Copyright 2002 LewRockwell.com
It's Butlers quote not mine.
Government sanctions are another and the record does not support your view that things weren't all that bad down south.
Read The Slave Narratives from the Federal Writers Project. Words from honest-to-goodness real-life slaves.
Lincoln did, however, tell an assemblage of blacks whom he was addressing on the issue that it would be selfish of them not to agree to be exported. The address in question has been posted many times on these threads.
I have never seen that. Do you have a source?
How does he do it?
He even detected that Lincoln "championed his corrupt Whig economic agenda in virtually every one of the Lincoln Douglas debates," again without any evidence even from the transcripts of the debates.
Oh mighty reader of souls, even the "most secretive" ones.
. . . launched a military invasion without consent of Congress; blockaded Southern ports without declaring war
Does anyone actually believe a POTUS would formally declare war on member states? I doubt it.
Last I looked, the preamble is not Constitutional law. And when you consider that the present preamble is an "accident", you case flies out of the window.
Last I looked the Chief Justice of the Supreme Court said otherwise, loser.
Walt
Right, he employs moral blackmail rather than the threat of force.

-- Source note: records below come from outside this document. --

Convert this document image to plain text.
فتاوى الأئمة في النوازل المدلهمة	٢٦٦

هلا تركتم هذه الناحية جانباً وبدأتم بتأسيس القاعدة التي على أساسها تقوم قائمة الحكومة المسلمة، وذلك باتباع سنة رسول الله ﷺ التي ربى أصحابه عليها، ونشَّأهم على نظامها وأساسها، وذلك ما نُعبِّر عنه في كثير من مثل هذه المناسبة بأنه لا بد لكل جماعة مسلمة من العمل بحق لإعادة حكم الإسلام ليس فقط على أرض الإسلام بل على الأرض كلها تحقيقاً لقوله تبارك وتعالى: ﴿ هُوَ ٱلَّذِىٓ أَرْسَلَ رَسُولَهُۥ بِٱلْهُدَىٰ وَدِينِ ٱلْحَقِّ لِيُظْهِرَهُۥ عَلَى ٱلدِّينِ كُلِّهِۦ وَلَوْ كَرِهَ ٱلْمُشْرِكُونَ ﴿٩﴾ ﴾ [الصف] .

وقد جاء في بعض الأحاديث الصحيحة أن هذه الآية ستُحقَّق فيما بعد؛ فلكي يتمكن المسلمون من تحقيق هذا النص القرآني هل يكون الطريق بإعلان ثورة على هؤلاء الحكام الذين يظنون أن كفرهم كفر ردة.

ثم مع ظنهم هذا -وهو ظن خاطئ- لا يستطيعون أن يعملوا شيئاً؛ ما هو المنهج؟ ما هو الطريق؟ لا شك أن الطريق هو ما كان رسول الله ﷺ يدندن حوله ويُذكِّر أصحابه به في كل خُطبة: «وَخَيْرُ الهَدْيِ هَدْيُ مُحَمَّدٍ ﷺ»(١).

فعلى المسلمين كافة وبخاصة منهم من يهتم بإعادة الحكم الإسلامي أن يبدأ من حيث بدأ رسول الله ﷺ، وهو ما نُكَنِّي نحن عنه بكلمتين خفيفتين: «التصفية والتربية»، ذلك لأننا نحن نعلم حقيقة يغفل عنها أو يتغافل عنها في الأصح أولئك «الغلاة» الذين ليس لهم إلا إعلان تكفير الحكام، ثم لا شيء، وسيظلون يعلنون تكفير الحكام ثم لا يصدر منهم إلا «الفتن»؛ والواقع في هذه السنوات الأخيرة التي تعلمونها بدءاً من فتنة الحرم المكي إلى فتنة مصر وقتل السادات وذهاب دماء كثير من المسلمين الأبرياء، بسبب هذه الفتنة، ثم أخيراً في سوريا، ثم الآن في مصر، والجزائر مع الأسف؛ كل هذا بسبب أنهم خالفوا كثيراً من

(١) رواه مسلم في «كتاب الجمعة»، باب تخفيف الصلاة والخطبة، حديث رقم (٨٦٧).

I thought you just asserted quite the opposite in answer to my observation that the states still have the power to absolutely prohibit abortion within their boundaries. I apologize for misreading you if you agree with me that the states are sovereign and have the power to legislate on this issue regardless of the opinion of the Supreme Court.
Within the past 2 - 3 years, CSPAN did a whole series covering each of the Presidents. At some point in time, given that all the brouhaha of Jefferson owning slaves came about, CSPAN had a short (maybe 10 - 15) minute segment about what an archaeological team has been discovering at TJ's Monticello.
The head guy walked the film crew around parts of the grounds, and in the slave quarters areas, they had alread discovered large amounts of broken pottery--good stuff, not the expected 'earthenware' nor anticipated 'cast off from the white folks'....the man indicated the slaves were selling pottery as they did excess veggies.
I seem to recall also there was a nail shop....and the slave running that sold nails, too.
I wish I could recall more....perhaps a trip to CSPAN's archives will bring up something.
My final impression was that I was amazed at the tone of voice of the leader of the archaeology crew--he was both excited and awed because it put the issue of slavery in a different light....and it seems there were suggestions of much more of this sort of discovery to be done all over the South.
Lincoln's position was that Virginia couldn't secede and therefore hadn't seceded, but was in a state of rebellion. A state of rebellion doesn't nullify the status of a sovereign state, so the state of Virginia was supposedly in trouble and Massa Abe was rushing to its rescue. Odd that he would stop his rush to save the Old Dominion long enough to destroy the integrity of her boundaries and take away her western region, isn't it? Since the Constitution prohibits the formation of a state by partition of an existing state without the express approval of that state's legislature as well as that of Congress, what on earth could our hero, the Rail Splitter have been thinking?
You're having some trouble here, son. On the one hand you must approve of the formation of the state, but on the other hand you must find a way to show that it was done according to the requirements of the US Constitution. To do so, you're going to have to show that a handful of county level politicians somehow became the legislature of the state of Virginia. Or maybe it will be easier to show that the state of Virginia was dissolved and became a territory of the US by some means. Maybe you could try establishing that the western counties were never part of Virginia after all.
Whichever path you choose to show the way the cosntitutional requirements were satisfied will be acceptable, but pick one and stop trying to act as though you've already proven something.